Negative correlation means two assets typically move in opposite directions. For example, the Canadian dollar (CAD) often has a positive correlation with oil prices, since Canada is a major oil exporter. On the other hand, the Japanese yen (JPY) tends to have a negative correlation with oil, because Japan imports most of its oil, so rising oil prices can weigh on the yen.
Lucky for us people have developed tools that do all the information for us. Myfxbook has a handy tool and it can be found here.
It compares currencies and other markets together and gives us a percentage, the higher the percentage the stronger the correlation. The more negative the percentage, the weaker the correlation.
When clicking into an asset we get a different format.
On the left hand side we get the top absolute correlation, here we can see the most positive and most negative correlations. For example AUDJPY has a strong correlation with NZDJPY and a negative correlation with EURAUD.
Using this as an example, we can watch the price action of the assets in question.

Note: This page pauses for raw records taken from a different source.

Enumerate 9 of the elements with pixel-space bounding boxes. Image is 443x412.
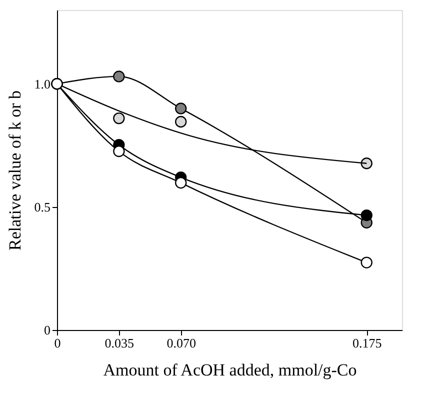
x-tick-label: 0.035 bbox=[104, 336, 134, 350]
y-tick-label: 0.5 bbox=[34, 199, 50, 214]
x-tick-label: 0 bbox=[54, 336, 61, 350]
y-axis-title: Relative value of k or b bbox=[5, 90, 24, 251]
x-tick-label: 0.070 bbox=[166, 336, 196, 350]
y-tick-label: 0 bbox=[44, 322, 50, 338]
x-tick-label: 0.175 bbox=[352, 336, 382, 350]
x-axis-title: Amount of AcOH added, mmol/g-Co bbox=[103, 360, 357, 380]
y-tick-label: 1.0 bbox=[34, 76, 50, 92]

Let’s say the AUDJPY price rallies significantly, without any news drivers, but NZDJPY remains subdued. We could look for the NZDJPY to catch up with the AUDJPY price.
This can happen all the time, one of my favourite correlations to use was the US10Y vs the USDJPY. This held a very strong correlation and could be used for day trading and swing trading opportunities. That was until recently when the US bond vigilantes came into the markets.
That is one thing about trading correlations. You have to be aware that correlation can split from time to time, so it’s important to use a correlation tool regularly to understand what markets are closely trading.
Using correlations to identify lagging forex pairs is a smart, data-backed way to spot opportunities others might miss. But remember, it’s not foolproof. Combine it with solid risk management and technical confirmation for the best results.